Grzmiałem w poprzednim podsumowaniu, że musimy udowodnić w drugiej części sezonu w zmaganiach z potentatami, że nawiązanie walki o Ligę Mistrzów nie było tylko chwilowym tchnieniem, po którym swobodnie będziemy opadać na dno. Ale czy nawet najśmielszy popapraniec przypuszczał, że można tak zmaltretować przecież dużo mocniejszego przeciwnika? Że można tak wypatroszyć tę dużą, londyńską rybę?

Przejdźmy do meritum. Składy i lista kontuzjowanych niezmienna od dawna z jednej i drugiej strony. A przepraszam, bym zapomniał! Co by nie nudziło się Wengerowskim fizjoterapeutom, Francuz sprowadził Kima Källströma. Tak więc były piłkarz Lyonu uzupełnił szerokie gremium graczy niedostępnych. Za czerwoną kartkę ponadto pauzować musiał Flamini, a jego brak można byłoby nazwać niepowetowaną stratą, jednak do składu zdołał wskoczyć Jack Wilshere i jak się miało później okazać, rozegrał pełne 90 minut. Śmiem twierdzić, że wolałby jednak tego nie robić…

Jedynym zaskoczeniem była obsada lewej strony obrony the Gunners. Trener gości zdecydował się wystawić Nacho Monreala zamiast Kierana Gibbsa, czym wprawił pewnie w osłupienie wielu fanów „Armatek”.

Zaczynamy. Będzie czerwono w tym newsie, oj będzie…

Nim Liverpool ruszył wściekle na swego rywala, na trybunach rozbrzmiało piękne „You’ll Never Walk Alone”. Serce rosło czerpiąc pasję z wyśpiewywanych słów hymnu podpowiadając zarazem, że tej soboty nie może wydarzyć się nic złego.

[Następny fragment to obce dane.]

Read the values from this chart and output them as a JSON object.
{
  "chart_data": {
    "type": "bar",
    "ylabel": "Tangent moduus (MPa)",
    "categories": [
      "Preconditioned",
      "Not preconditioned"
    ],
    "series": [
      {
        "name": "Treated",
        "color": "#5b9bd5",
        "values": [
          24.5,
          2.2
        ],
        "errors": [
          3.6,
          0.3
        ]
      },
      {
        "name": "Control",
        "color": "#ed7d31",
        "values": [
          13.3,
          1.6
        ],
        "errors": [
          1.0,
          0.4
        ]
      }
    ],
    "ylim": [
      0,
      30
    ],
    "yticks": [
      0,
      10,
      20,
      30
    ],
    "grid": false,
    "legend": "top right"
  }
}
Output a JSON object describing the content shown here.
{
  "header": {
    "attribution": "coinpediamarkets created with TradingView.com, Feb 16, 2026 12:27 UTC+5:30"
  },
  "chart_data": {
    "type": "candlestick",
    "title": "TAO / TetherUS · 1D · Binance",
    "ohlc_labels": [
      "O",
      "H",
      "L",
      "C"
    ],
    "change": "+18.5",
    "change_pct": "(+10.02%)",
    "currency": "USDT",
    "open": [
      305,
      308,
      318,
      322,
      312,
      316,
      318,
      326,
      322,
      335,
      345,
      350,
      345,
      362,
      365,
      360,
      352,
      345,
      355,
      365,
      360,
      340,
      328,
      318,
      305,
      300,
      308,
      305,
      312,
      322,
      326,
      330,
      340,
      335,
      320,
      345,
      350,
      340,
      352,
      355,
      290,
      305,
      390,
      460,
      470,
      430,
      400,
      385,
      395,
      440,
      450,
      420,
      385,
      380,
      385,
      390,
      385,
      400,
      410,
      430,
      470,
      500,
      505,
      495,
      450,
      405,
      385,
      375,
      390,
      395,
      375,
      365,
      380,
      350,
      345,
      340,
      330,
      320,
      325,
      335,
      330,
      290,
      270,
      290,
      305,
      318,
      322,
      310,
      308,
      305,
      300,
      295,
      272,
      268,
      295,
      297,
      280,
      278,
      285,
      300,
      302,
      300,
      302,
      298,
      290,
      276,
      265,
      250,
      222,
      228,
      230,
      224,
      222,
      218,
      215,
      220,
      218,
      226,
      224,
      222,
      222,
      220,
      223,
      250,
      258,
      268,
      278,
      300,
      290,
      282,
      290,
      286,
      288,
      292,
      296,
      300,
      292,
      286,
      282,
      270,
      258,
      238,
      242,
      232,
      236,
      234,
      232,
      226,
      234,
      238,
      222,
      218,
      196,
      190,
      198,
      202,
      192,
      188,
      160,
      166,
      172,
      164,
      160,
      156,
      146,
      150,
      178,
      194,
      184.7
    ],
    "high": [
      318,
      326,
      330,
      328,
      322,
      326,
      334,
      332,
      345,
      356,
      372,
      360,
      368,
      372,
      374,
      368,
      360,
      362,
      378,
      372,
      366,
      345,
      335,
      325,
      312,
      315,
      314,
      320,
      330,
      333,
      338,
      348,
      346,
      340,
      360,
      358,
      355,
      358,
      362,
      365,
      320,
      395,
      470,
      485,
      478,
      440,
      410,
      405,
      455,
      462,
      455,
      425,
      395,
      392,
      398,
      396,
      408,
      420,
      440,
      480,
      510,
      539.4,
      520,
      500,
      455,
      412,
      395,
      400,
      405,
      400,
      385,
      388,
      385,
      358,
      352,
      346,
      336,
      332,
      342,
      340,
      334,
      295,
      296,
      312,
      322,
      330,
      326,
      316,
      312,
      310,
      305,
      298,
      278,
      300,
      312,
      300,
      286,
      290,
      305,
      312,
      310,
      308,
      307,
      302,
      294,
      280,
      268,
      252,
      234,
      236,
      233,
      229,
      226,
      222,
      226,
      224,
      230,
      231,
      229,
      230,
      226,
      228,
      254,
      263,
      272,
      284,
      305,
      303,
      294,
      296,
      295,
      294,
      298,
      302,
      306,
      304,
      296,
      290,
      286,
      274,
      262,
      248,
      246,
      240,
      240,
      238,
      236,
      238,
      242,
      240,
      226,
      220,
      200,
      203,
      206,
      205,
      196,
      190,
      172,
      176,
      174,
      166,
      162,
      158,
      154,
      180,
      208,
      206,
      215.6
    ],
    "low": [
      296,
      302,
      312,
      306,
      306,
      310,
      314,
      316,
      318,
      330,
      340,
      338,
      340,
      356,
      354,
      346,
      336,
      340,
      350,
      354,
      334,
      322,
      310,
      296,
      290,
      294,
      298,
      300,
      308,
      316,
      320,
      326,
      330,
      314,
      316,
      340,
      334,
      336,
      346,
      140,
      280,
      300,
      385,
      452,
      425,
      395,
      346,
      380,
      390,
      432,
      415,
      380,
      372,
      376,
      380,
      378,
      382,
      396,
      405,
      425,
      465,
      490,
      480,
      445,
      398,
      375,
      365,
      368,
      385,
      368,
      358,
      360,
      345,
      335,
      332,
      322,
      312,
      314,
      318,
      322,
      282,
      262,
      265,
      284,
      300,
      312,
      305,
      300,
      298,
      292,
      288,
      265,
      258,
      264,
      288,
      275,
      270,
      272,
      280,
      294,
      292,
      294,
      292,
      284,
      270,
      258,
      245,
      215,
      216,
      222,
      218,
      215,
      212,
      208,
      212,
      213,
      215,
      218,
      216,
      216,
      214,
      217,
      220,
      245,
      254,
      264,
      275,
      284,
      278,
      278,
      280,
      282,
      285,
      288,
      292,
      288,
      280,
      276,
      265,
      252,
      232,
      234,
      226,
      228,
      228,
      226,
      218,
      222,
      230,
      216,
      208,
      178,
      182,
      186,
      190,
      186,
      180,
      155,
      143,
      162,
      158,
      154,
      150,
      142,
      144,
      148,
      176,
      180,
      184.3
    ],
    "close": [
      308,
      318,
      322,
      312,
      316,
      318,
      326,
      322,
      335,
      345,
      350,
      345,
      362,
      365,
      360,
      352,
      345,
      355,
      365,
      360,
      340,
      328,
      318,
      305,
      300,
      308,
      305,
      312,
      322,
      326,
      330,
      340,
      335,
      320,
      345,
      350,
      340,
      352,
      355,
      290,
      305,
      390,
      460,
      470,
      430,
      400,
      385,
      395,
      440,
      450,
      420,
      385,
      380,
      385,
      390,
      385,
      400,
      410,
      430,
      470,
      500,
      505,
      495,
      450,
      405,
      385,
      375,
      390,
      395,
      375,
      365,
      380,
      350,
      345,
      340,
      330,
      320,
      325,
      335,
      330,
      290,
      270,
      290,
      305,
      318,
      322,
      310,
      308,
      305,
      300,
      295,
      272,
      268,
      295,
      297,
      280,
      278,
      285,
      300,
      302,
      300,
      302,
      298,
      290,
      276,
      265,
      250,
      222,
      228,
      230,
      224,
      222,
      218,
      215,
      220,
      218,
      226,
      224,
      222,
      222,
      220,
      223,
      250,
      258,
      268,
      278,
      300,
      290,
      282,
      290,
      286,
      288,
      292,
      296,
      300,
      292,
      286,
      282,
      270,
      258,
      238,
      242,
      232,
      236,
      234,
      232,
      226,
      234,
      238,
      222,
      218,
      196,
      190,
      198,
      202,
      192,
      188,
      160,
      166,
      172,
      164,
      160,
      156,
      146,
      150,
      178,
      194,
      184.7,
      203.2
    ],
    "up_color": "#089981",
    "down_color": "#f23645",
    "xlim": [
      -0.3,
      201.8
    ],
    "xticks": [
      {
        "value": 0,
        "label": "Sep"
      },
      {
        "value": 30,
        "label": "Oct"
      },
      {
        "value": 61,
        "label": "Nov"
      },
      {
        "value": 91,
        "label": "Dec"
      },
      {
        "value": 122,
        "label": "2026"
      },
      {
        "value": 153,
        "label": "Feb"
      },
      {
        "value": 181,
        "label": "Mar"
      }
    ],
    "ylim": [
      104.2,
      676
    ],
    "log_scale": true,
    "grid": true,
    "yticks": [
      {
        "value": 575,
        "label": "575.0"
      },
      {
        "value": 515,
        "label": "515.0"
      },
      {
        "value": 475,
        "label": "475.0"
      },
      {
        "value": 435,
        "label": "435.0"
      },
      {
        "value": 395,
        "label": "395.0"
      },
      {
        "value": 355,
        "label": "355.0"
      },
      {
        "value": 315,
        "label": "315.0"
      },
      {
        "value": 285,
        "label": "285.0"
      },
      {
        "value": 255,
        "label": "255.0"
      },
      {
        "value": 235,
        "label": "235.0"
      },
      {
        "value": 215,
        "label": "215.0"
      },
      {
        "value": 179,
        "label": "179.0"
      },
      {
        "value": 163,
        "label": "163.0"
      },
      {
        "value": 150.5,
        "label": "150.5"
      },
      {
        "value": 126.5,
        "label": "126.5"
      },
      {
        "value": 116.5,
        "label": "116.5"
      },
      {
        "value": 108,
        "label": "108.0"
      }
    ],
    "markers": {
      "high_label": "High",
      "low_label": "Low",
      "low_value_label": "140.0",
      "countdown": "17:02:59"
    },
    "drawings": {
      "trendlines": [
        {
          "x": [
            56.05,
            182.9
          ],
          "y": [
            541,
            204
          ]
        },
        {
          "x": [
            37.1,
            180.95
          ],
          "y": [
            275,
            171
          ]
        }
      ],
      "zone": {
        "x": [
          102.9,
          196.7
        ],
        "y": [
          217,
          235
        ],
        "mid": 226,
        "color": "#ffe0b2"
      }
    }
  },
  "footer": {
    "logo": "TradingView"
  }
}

Nie ustał tumult na stadionie, nie minęła nawet minuta od pierwszego gwizdka – faul w bocznym sektorze boiska na El Pistolero. Gerrard posyła kąśliwą wrzutkę, która z pewnością sprawi sporo kłopotów drużynie broniącej, bowiem zagrana została w wolną przestrzeń między golkiperem a nabiegającymi piłkarzymi obu ekip… Arteta trąca futbolówkę lecz nie potrafi jej wybić, jest tam Škrtel! GOOOOOOOOOOOOOL! Szaleństwo Słowaka, szaleństwo na ławce rezerwowych, szaleństwo ponad 40 tysięcy widzów na Anfield i milionów przed telewizorami! Martin z bliska pakuje piłkę do bramki. Wojtek Szczęsny, choć uderzenie było prosto w niego, nie potrafił uchronić swej drużyny przed utratą bramki i nie należy go za to winić, gdyż miał bardzo mało czasu na reakcję. Witamy na Anfield!

Uskrzydleni szybkim prowadzeniem miejscowi nie spuszczali nogi z gazu. Chwilę później Sturridge zagrał w pole karne do wbiegającego Flanagana, młokos okupujący pozycję prawego obrońcy oddaje strzał z ostrego kąta… Broni polski bramkarz!

7. minuta. Wilshere dostrzegł urywającego się Monreala i posyła dobre, penetrujące podanie w pole karne, jednak czujny na przedpolu jest Mignolet… jednak jego piąstkowanie było na tyle niefortunne, że trafił w stopę bohatera poprzedniej akcji, Flanagana! Monreal ma praktycznie pustą bramkę prze sobą! Ale hola hola, spod ziemi wyrósł nasz Słowacki zbir i wyekspediował piłkę na rzut rożny.

Moment po tej akcji zaczepnej przeciwników piękną klepką popisał się duet SAS i na sytuację sam na sam wychodzi Sturridge, podcinka… obok bramki!

10. minuta. Rzut rożny. Gerrard z narożnika nieco „odkręcił” futbolówkę i ta nabrała dosyć nieprzyjemnej paraboli, lecz mknie do niej jakaś łysa glaca… NIESAMOWITE, GOOOOOOOOOOL! MARTIN ŠKRTEL REAKTYWACJA! Co za strzał, nieprawdopodobne! Marcinek zdołał to mało życzliwe zagranie zamienić na cudowną bramkę, której nie potrafili zapobiec ani Szczęsny ani idący mu w sukurs Oxlade-Chamberlain stojący przy słupku. Nasza „37-ka” zatem ponownie mogła zrobić to co uwielbia, a mianowicie wślizg. Był to jego drugi wślizg tego przedpołudnia, drugi spowodowany radością po wpisaniu się na listę strzelców.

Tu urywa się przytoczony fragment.